First limitation of the study is that it has been conducted in a particular geographic location, which affects the external validity of the study. So, these critical cut off points will be generalizable only to that particular population. Second, the standard for ROC used was body mass index, which gives an idea of the overall fat distribution. But, waist circumference and neck circumference are the indicators of fat accumulation which is associated with high cardiovascular risk.
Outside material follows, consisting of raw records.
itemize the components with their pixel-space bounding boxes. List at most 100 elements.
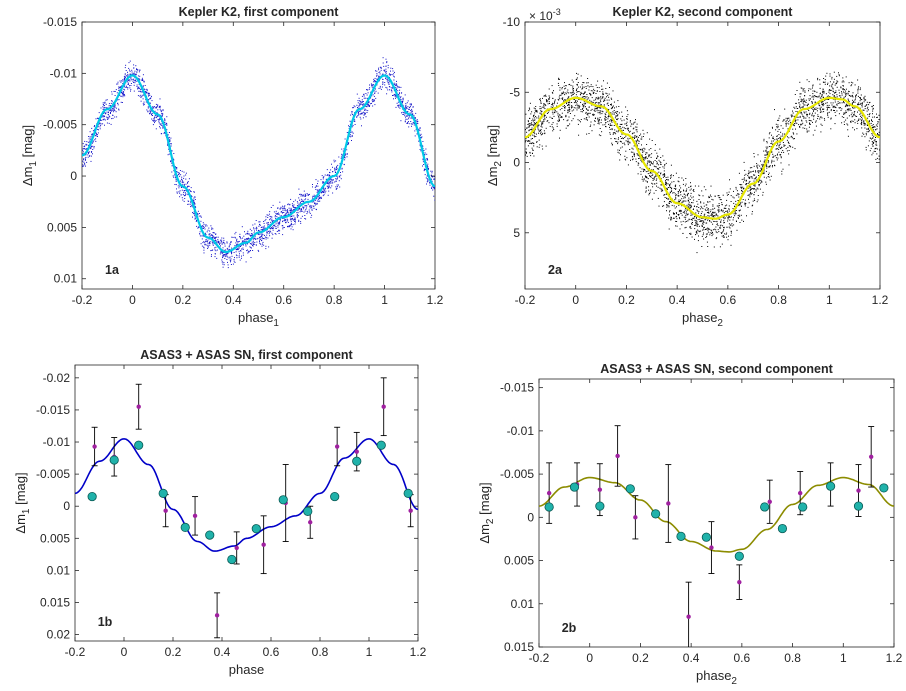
scatter-point: [148, 93, 149, 94]
scatter-point: [822, 104, 823, 105]
scatter-point: [655, 160, 656, 161]
scatter-point: [710, 232, 711, 233]
scatter-point: [822, 117, 823, 118]
scatter-point: [711, 186, 712, 187]
scatter-point: [742, 187, 743, 188]
scatter-point: [596, 97, 597, 98]
scatter-point: [195, 199, 196, 200]
scatter-point: [760, 189, 761, 190]
scatter-point: [131, 79, 132, 80]
scatter-point: [139, 96, 140, 97]
scatter-point: [538, 118, 539, 119]
scatter-point: [582, 97, 583, 98]
scatter-point: [269, 219, 270, 220]
scatter-point: [86, 141, 87, 142]
scatter-point: [765, 160, 766, 161]
scatter-point: [552, 85, 553, 86]
scatter-point: [182, 200, 183, 201]
scatter-point: [281, 215, 282, 216]
scatter-point: [675, 198, 676, 199]
scatter-point: [126, 75, 127, 76]
scatter-point: [278, 230, 279, 231]
scatter-point: [258, 250, 259, 251]
scatter-point: [215, 234, 216, 235]
scatter-point: [875, 137, 876, 138]
scatter-point: [533, 116, 534, 117]
scatter-point: [876, 117, 877, 118]
scatter-point: [245, 244, 246, 245]
scatter-point: [555, 99, 556, 100]
scatter-point: [400, 97, 401, 98]
scatter-point: [564, 110, 565, 111]
scatter-point: [90, 139, 91, 140]
scatter-point: [728, 216, 729, 217]
scatter-point: [718, 212, 719, 213]
scatter-point: [125, 65, 126, 66]
scatter-point: [648, 190, 649, 191]
scatter-point: [141, 101, 142, 102]
scatter-point: [118, 90, 119, 91]
scatter-point: [696, 206, 697, 207]
scatter-point: [679, 211, 680, 212]
scatter-point: [718, 231, 719, 232]
scatter-point: [372, 101, 373, 102]
scatter-point: [220, 240, 221, 241]
scatter-point: [387, 88, 388, 89]
scatter-point: [766, 150, 767, 151]
scatter-point: [210, 233, 211, 234]
scatter-point: [723, 220, 724, 221]
scatter-point: [618, 130, 619, 131]
scatter-point: [694, 228, 695, 229]
scatter-point: [544, 133, 545, 134]
scatter-point: [195, 197, 196, 198]
scatter-point: [239, 234, 240, 235]
scatter-point: [182, 197, 183, 198]
scatter-point: [649, 160, 650, 161]
scatter-point: [237, 255, 238, 256]
scatter-point: [703, 195, 704, 196]
scatter-point: [313, 205, 314, 206]
scatter-point: [211, 227, 212, 228]
scatter-point: [660, 162, 661, 163]
scatter-point: [592, 97, 593, 98]
scatter-point: [216, 237, 217, 238]
scatter-point: [180, 190, 181, 191]
scatter-point: [104, 119, 105, 120]
scatter-point: [247, 253, 248, 254]
scatter-point: [375, 78, 376, 79]
scatter-point: [738, 200, 739, 201]
scatter-point: [238, 249, 239, 250]
scatter-point: [375, 89, 376, 90]
scatter-point: [133, 82, 134, 83]
scatter-point: [754, 200, 755, 201]
scatter-point: [360, 111, 361, 112]
scatter-point: [656, 178, 657, 179]
scatter-point: [577, 107, 578, 108]
x-tick-label: -0.2: [72, 293, 93, 307]
scatter-point: [191, 191, 192, 192]
scatter-point: [426, 184, 427, 185]
scatter-point: [401, 99, 402, 100]
scatter-point: [643, 157, 644, 158]
scatter-point: [298, 189, 299, 190]
scatter-point: [697, 252, 698, 253]
scatter-point: [712, 204, 713, 205]
scatter-point: [706, 210, 707, 211]
scatter-point: [182, 190, 183, 191]
scatter-point: [420, 127, 421, 128]
scatter-point: [287, 212, 288, 213]
scatter-point: [406, 108, 407, 109]
scatter-point: [780, 132, 781, 133]
scatter-point: [778, 120, 779, 121]
scatter-point: [754, 181, 755, 182]
scatter-point: [561, 117, 562, 118]
scatter-point: [340, 175, 341, 176]
scatter-point: [797, 90, 798, 91]
scatter-point: [599, 123, 600, 124]
scatter-point: [359, 103, 360, 104]
scatter-point: [142, 78, 143, 79]
scatter-point: [303, 207, 304, 208]
scatter-point: [702, 230, 703, 231]
scatter-point: [335, 178, 336, 179]
scatter-point: [775, 129, 776, 130]
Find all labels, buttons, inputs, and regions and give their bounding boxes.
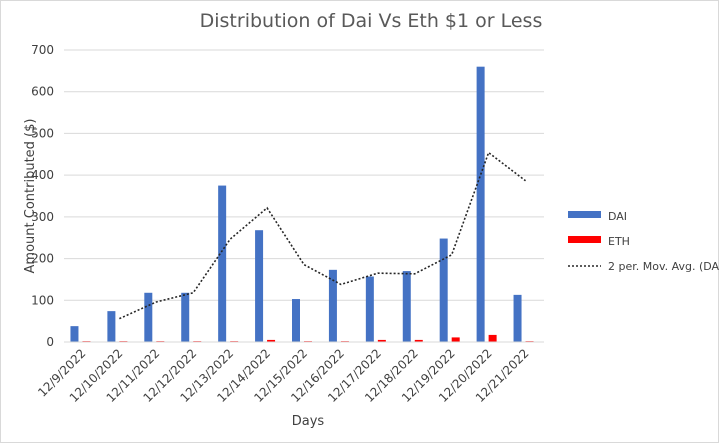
legend-label: ETH (608, 235, 630, 248)
bar-dai (70, 326, 79, 342)
bar-dai (255, 230, 264, 342)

Third, the quantification of fat cannot be done with this method. Fourth, we could not establish repeatability of the screening test in our study. Strength of the study is that it was community based, making it more precise in the results and wider age groups have been included in the study. In spite of all the limitations, measuring upper body fat by neck circumference is a reasonable method to evaluate the obesity status.
According to the World health Organisation’s criteria for a good screening test, our tool to measure neck circumference for evaluation of overweight and obesity fulfilled majority of the criteria. To mention, measuring neck circumference of an individual to evaluate obesity and overweight was found to be a fair screening test. The cut off of 36.50cm in males and 32.50cm in females will help to screen the population of Asian Indian origin. The sensitivity of this screening test for this cut off was 84.85% and 73.68% in males and females respectively. Measuring neck circumference is socially acceptable, easy to measure, less time consuming and involves less cumbersome procedures when compared to measurement of waist circumference. On financial point of view, it is very cost effective method. Thus, this method can be used to screen individuals for obesity in peripheral areas, where the facility of measuring the weight is not available. Training for peripheral workers is easy, because it is a simple to teach them. Hence, for a developing country like India which is facing a double burden of nutrition transition, neck circumference will be a feasible method to screen obesity in adults. Studies with larger sample size, in different ethnicity, geographic locations are recommended. Studies to establish the intra observer variation and inter observer variations have conducted.
ROC-Receiver operating curves.
The permission has been taken from IRB of Indira Gandhi Government Medical College (Registration number of IEC-ECR/485/Inst/MH/2013) Ref no IGGMC/ Pharmacology/ IEC/ 484/ 2016 dated on 10/05/2016.
First of all, we would like to thank all the participants of the study, without whom this research was not possible. We also express our gratitude to the Dean and IEC of IGGMC, Nagpur for permitting us to conduct the study. We also thank the Department of Community Medicine, IGGMC, Nagpur for their constant support.